Teoria jednoczącej Mocy, Potentium i te inne odłamy kładą akcent na jednorodność Mocy, dualizm akcentuje... właśnie dualizm. Ale dualizm z naciskiem na konieczność wyboru jednej ze stron.
to można zauważyć, że jego ścieżki od Jasnej Strony, do Ciemnej z biletem powrotnym wynikały w większości z jego osobowości, ludzkiego myślenia i słabości.
A ja znowu wrócę, do zdania tej teorii. Dlaczego to Moc ma mieszać w głowach użytkowników, skoro widać po nich wszystkich, że kierują nimi ludzkie wady, uczucia i pożądania?

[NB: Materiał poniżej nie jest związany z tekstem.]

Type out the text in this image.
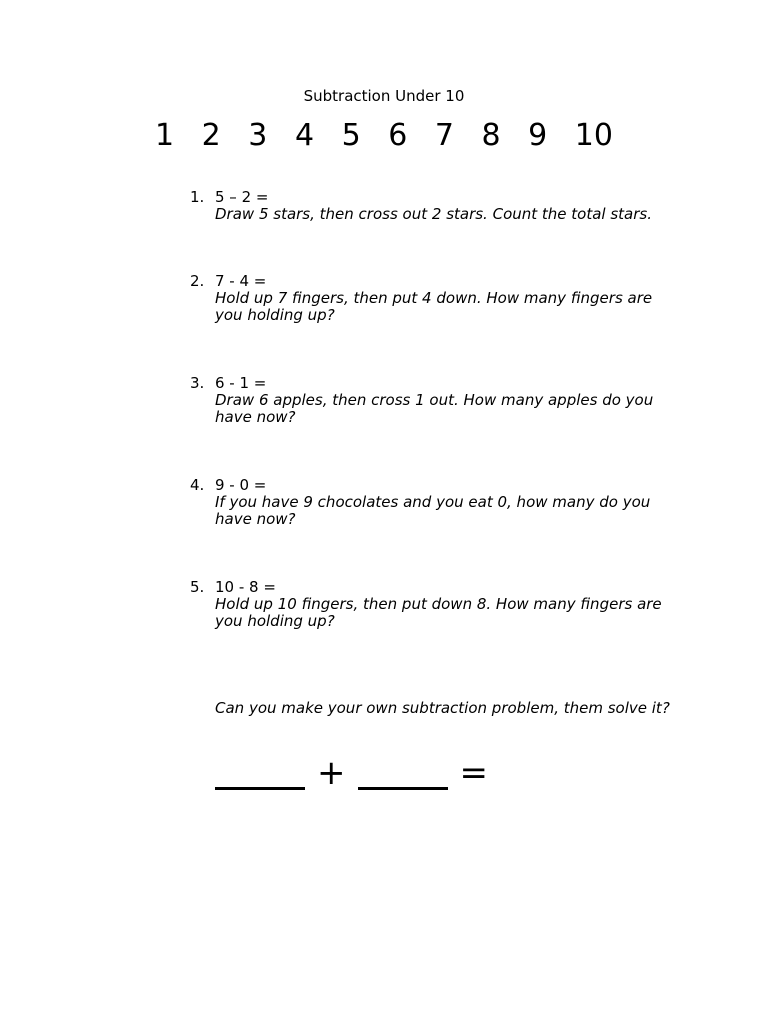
Subtraction Under 10
1 2 3 4 5 6 7 8 9 10
1. 5 – 2 =
Draw 5 stars, then cross out 2 stars. Count the total stars.
2. 7 - 4 =
Hold up 7 fingers, then put 4 down. How many fingers are you holding up?
3. 6 - 1 =
Draw 6 apples, then cross 1 out. How many apples do you have now?
4. 9 - 0 =
If you have 9 chocolates and you eat 0, how many do you have now?
5. 10 - 8 =
Hold up 10 fingers, then put down 8. How many fingers are you holding up?
Can you make your own subtraction problem, them solve it?
+	=
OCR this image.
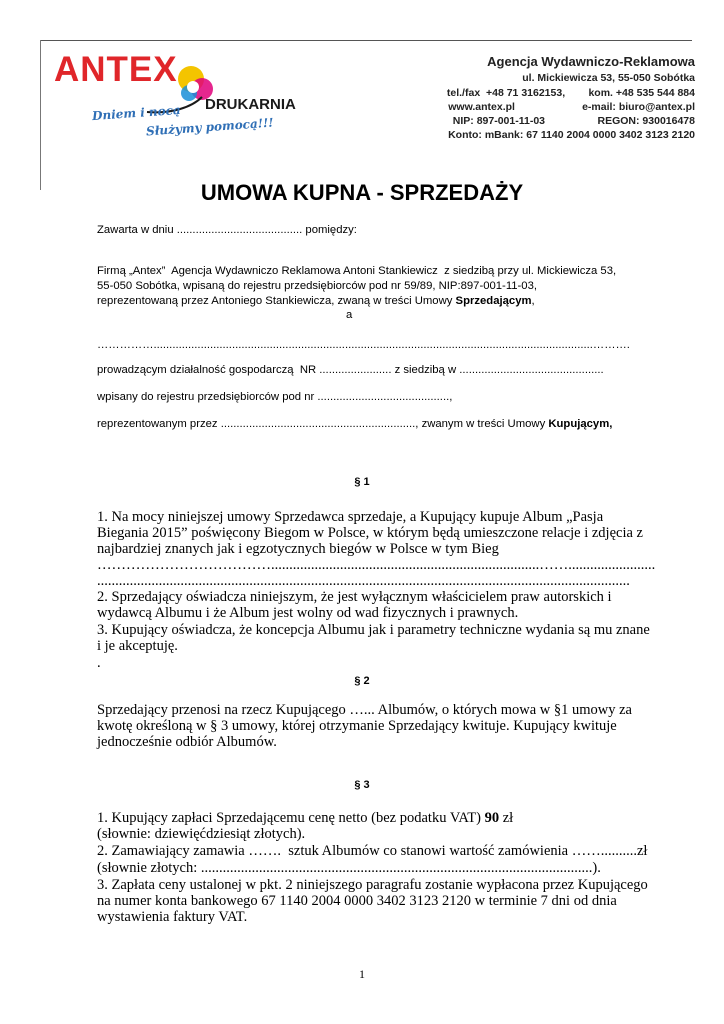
ANTEX
DRUKARNIA
Dniem i nocą
Służymy pomocą!!!
Agencja Wydawniczo-Reklamowa
ul. Mickiewicza 53, 55-050 Sobótka
tel./fax  +48 71 3162153,        kom. +48 535 544 884
www.antex.pl                       e-mail: biuro@antex.pl
NIP: 897-001-11-03                  REGON: 930016478
Konto: mBank: 67 1140 2004 0000 3402 3123 2120
UMOWA KUPNA - SPRZEDAŻY
Zawarta w dniu ........................................ pomiędzy:
Firmą „Antex”  Agencja Wydawniczo Reklamowa Antoni Stankiewicz  z siedzibą przy ul. Mickiewicza 53,
55-050 Sobótka, wpisaną do rejestru przedsiębiorców pod nr 59/89, NIP:897-001-11-03,
reprezentowaną przez Antoniego Stankiewicza, zwaną w treści Umowy Sprzedającym,
a
……………............................................................................................................................................……….
prowadzącym działalność gospodarczą  NR ....................... z siedzibą w ..............................................
wpisany do rejestru przedsiębiorców pod nr ..........................................,
reprezentowanym przez .............................................................., zwanym w treści Umowy Kupującym,
§ 1
1. Na mocy niniejszej umowy Sprzedawca sprzedaje, a Kupujący kupuje Album „Pasja Biegania 2015” poświęcony Biegom w Polsce, w którym będą umieszczone relacje i zdjęcia z najbardziej znanych jak i egzotycznych biegów w Polsce w tym Bieg
………………………………..........................................................................……........................
...................................................................................................................................................
2. Sprzedający oświadcza niniejszym, że jest wyłącznym właścicielem praw autorskich i wydawcą Albumu i że Album jest wolny od wad fizycznych i prawnych.
3. Kupujący oświadcza, że koncepcja Albumu jak i parametry techniczne wydania są mu znane i je akceptuję.
.
§ 2
Sprzedający przenosi na rzecz Kupującego …... Albumów, o których mowa w §1 umowy za kwotę określoną w § 3 umowy, której otrzymanie Sprzedający kwituje. Kupujący kwituje jednocześnie odbiór Albumów.
§ 3
1. Kupujący zapłaci Sprzedającemu cenę netto (bez podatku VAT) 90 zł
(słownie: dziewięćdziesiąt złotych).
2. Zamawiający zamawia …….  sztuk Albumów co stanowi wartość zamówienia ……..........zł
(słownie złotych: ............................................................................................................).
3. Zapłata ceny ustalonej w pkt. 2 niniejszego paragrafu zostanie wypłacona przez Kupującego na numer konta bankowego 67 1140 2004 0000 3402 3123 2120 w terminie 7 dni od dnia wystawienia faktury VAT.
1
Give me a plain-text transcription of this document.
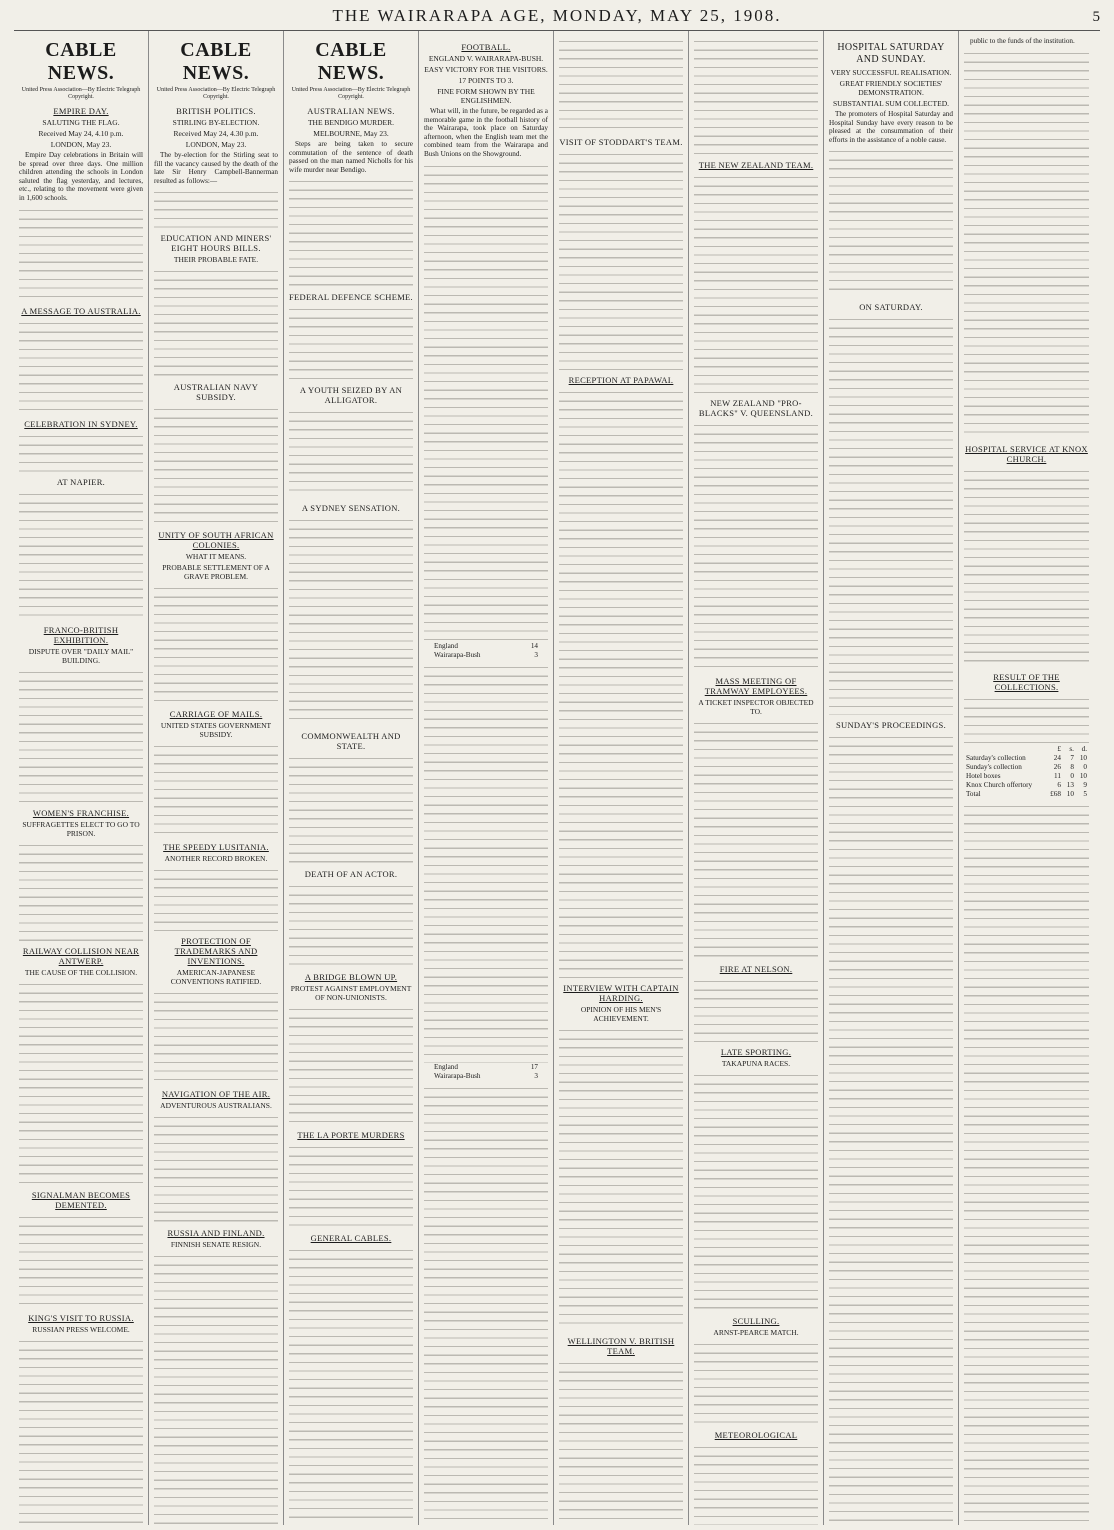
THE WAIRARAPA AGE, MONDAY, MAY 25, 1908.	5
CABLE NEWS.
United Press Association—By Electric Telegraph Copyright.
EMPIRE DAY.
SALUTING THE FLAG.
Received May 24, 4.10 p.m.
LONDON, May 23.

Empire Day celebrations in Britain will be spread over three days. One million children attending the schools in London saluted the flag yesterday, and lectures, etc., relating to the movement were given in 1,600 schools.

A MESSAGE TO AUSTRALIA.
CELEBRATION IN SYDNEY.
AT NAPIER.
FRANCO-BRITISH EXHIBITION.
DISPUTE OVER "DAILY MAIL" BUILDING.
WOMEN'S FRANCHISE.
SUFFRAGETTES ELECT TO GO TO PRISON.
RAILWAY COLLISION NEAR ANTWERP.
THE CAUSE OF THE COLLISION.
SIGNALMAN BECOMES DEMENTED.
KING'S VISIT TO RUSSIA.
RUSSIAN PRESS WELCOME.
CABLE NEWS.
United Press Association—By Electric Telegraph Copyright.
BRITISH POLITICS.
STIRLING BY-ELECTION.
Received May 24, 4.30 p.m.
LONDON, May 23.

The by-election for the Stirling seat to fill the vacancy caused by the death of the late Sir Henry Campbell-Bannerman resulted as follows:—

EDUCATION AND MINERS' EIGHT HOURS BILLS.
THEIR PROBABLE FATE.
AUSTRALIAN NAVY SUBSIDY.
UNITY OF SOUTH AFRICAN COLONIES.
WHAT IT MEANS.
PROBABLE SETTLEMENT OF A GRAVE PROBLEM.
CARRIAGE OF MAILS.
UNITED STATES GOVERNMENT SUBSIDY.
THE SPEEDY LUSITANIA.
ANOTHER RECORD BROKEN.
PROTECTION OF TRADEMARKS AND INVENTIONS.
AMERICAN-JAPANESE CONVENTIONS RATIFIED.
NAVIGATION OF THE AIR.
ADVENTUROUS AUSTRALIANS.
RUSSIA AND FINLAND.
FINNISH SENATE RESIGN.
CABLE NEWS.
United Press Association—By Electric Telegraph Copyright.
AUSTRALIAN NEWS.
THE BENDIGO MURDER.
MELBOURNE, May 23.

Steps are being taken to secure commutation of the sentence of death passed on the man named Nicholls for his wife murder near Bendigo.

FEDERAL DEFENCE SCHEME.
A YOUTH SEIZED BY AN ALLIGATOR.
A SYDNEY SENSATION.
COMMONWEALTH AND STATE.
DEATH OF AN ACTOR.
A BRIDGE BLOWN UP.
PROTEST AGAINST EMPLOYMENT OF NON-UNIONISTS.
THE LA PORTE MURDERS
GENERAL CABLES.
FOOTBALL.
ENGLAND V. WAIRARAPA-BUSH.
EASY VICTORY FOR THE VISITORS.
17 POINTS TO 3.
FINE FORM SHOWN BY THE ENGLISHMEN.

What will, in the future, be regarded as a memorable game in the football history of the Wairarapa, took place on Saturday afternoon, when the English team met the combined team from the Wairarapa and Bush Unions on the Showground.

England	14
Wairarapa-Bush	3
England	17
Wairarapa-Bush	3
VISIT OF STODDART'S TEAM.
RECEPTION AT PAPAWAI.
INTERVIEW WITH CAPTAIN HARDING.
OPINION OF HIS MEN'S ACHIEVEMENT.
WELLINGTON V. BRITISH TEAM.
THE NEW ZEALAND TEAM.
NEW ZEALAND "PRO-BLACKS" V. QUEENSLAND.
MASS MEETING OF TRAMWAY EMPLOYEES.
A TICKET INSPECTOR OBJECTED TO.
FIRE AT NELSON.
LATE SPORTING.
TAKAPUNA RACES.
SCULLING.
ARNST-PEARCE MATCH.
METEOROLOGICAL
HOSPITAL SATURDAY AND SUNDAY.
VERY SUCCESSFUL REALISATION.
GREAT FRIENDLY SOCIETIES' DEMONSTRATION.
SUBSTANTIAL SUM COLLECTED.

The promoters of Hospital Saturday and Hospital Sunday have every reason to be pleased at the consummation of their efforts in the assistance of a noble cause.

ON SATURDAY.
SUNDAY'S PROCEEDINGS.

public to the funds of the institution.

HOSPITAL SERVICE AT KNOX CHURCH.
RESULT OF THE COLLECTIONS.
	£	s.	d.
Saturday's collection	24	7	10
Sunday's collection	26	8	0
Hotel boxes	11	0	10
Knox Church offertory	6	13	9
Total	£68	10	5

Może. A może konwencja Star Wars ma wyolbrzymiać te słabości czynnikiem nienaturalnym, bo taka jest rola dydaktyzmu baśni. Przerysowane cechy. W tym wypadku to przerysowanie ma uzasadnienie czynnikami zewnętrznymi, Mocą. Tak jak w świecie WoD ludzkie słabości są kreślone przez cechy wampirów i upiorów, tak jak w Neuorhimie ludzkie wady ukazują skrajne sytuacje zagrożenia i zawalenie dawnego porządku, jak w filmach Tarantino brutalność i groteska, jak dramatach Mrożka absurd. Wszystko to służy pokazaniu ludzkich słabości i przywar. Nie jestem w stanie jednoznacznie stwierdzić, że bohaterowie SW byli warunkowani psychologicznie albo wpływało na nich coś magicznego. Był taki koleś, który wpadł na zatarcie podobnej granicy świata fantastycznego i realnego (psychologicznego) już wcześniej. Nazywał się Shakespeare. Jego bohaterowie sami nie wiedzieli, czy po prostu im odwaliło, czy są usprawiedliwieni przepowiedniami, duchami etc. SW korzysta z podobnego modelu, tym bardziej że spotykamy się z mrowiem uzasadnień i wizji pisarskich, komiksowych oraz z innych źródeł.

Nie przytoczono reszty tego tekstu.